When Benjamin Franklin came up with this little piece of wisdom, I’m fairly certain he wasn’t using it as a way to examine the efficacy of corporate learning environments. And yet it is incredibly true. He knew just as well as we do that people only retain a fraction of what they hear.
During a recent discussion with learning content provider Learnkit, the company’s leaders discussed “nano courses,” a short and targeted method for reinforcing a learning event and ensuring training is top of mind.
This sort of option is growing in popularity not only due to the speed of implementation and the digestible size of the content, but because of something much more critical and commonplace: forgetting.
The Forgetting Curve
People forget. It’s a fact of life, and it’s a scary proposition for those developing training everywhere.
Consider the size of your training budget. Now take half of it and throw it out the window. That’s a fair approximation of what happens when learners forget half of the content they are provided.
As you can see in this image, the blue line is the typical forgetting curve. We retain a portion of what we learn initially, but it tapers off relatively quickly in just a few days.
However, if we have a targeted reminder (such as the nano course mentioned above), then we have the ability to reset that forgetting curve, flattening it slightly so that retention is improved. A continuous stream of small bumps over time will ensure the proper knowledge is not only retained, but top-of-mind.
In addition, regular boosts to learning will keep the topic and content fresh while still fighting the ever-present forgetfulness.
This is also where some organizations are using adaptive learning to meet this specific need. A personal example is through the use of language-learning app Duolingo.
I am going to be visiting Guatemala in the coming months, and I’m steadily trying to hone my Spanish to at least a workable level. Duolingo is my app of choice for learning on the go, and it involves games, exercises, and other interactive elements to keep learning fresh and engaging.
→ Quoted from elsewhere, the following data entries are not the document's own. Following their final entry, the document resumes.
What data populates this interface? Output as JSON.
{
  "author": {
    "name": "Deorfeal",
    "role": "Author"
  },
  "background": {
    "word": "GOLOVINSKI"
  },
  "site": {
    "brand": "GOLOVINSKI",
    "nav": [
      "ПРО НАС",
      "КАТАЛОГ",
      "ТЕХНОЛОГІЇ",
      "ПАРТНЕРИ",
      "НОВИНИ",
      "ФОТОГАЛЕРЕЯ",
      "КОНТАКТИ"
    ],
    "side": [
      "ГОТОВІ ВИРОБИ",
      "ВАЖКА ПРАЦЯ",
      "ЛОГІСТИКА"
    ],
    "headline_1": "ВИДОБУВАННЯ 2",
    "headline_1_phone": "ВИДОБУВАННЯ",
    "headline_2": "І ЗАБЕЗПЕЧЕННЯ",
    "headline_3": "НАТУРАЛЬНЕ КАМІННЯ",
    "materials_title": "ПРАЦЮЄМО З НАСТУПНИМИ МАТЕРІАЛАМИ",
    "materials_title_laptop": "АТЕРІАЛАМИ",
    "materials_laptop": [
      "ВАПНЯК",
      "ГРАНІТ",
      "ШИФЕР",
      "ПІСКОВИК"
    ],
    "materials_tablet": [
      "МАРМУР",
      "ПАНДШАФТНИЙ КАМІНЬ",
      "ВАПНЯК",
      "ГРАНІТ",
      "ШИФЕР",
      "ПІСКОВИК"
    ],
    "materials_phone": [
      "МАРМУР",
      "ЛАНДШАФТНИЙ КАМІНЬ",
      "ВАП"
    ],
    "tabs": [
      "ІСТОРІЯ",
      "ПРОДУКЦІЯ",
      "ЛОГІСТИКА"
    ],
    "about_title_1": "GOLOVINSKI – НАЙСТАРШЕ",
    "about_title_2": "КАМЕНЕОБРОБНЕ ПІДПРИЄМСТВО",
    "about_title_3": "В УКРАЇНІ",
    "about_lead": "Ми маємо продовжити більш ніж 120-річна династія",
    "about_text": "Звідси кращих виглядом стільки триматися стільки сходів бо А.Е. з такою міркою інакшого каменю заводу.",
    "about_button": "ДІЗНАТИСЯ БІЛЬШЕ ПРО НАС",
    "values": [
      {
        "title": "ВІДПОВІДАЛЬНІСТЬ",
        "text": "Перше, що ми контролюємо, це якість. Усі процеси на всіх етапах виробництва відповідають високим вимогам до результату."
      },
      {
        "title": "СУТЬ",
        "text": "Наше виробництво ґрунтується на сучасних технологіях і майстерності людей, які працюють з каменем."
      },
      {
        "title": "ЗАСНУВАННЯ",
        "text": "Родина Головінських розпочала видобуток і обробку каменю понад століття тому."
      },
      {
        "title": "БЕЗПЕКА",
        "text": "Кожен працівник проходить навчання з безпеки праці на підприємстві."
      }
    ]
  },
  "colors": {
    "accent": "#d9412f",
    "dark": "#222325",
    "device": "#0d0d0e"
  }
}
In addition, it knows what words I know and which I have trouble with, surfacing those challenging ones at regular intervals until I have mastered them completely. It periodically injects other words, even ones I have demonstrated competence in previously, just to make sure they are not forgotten over time.
As evidenced by the Franklin quote above, there are other options for creating a learning experience that is truly unforgettable. The more we can involve people in what they learn, the more they retain. That has been my experience with this application, and I’m willing to bet many learners within your organization would be interested in an engaging learning experience beyond a simple lecture. It can be anything, including a collaborative experience, an action learning project, or something more.
Imagine for a moment that half of what you are telling people is going to be forgotten within a few days—how would that affect your structure, content, and delivery? What would you do differently to ensure that the pieces of content people retain are the critical components of your training?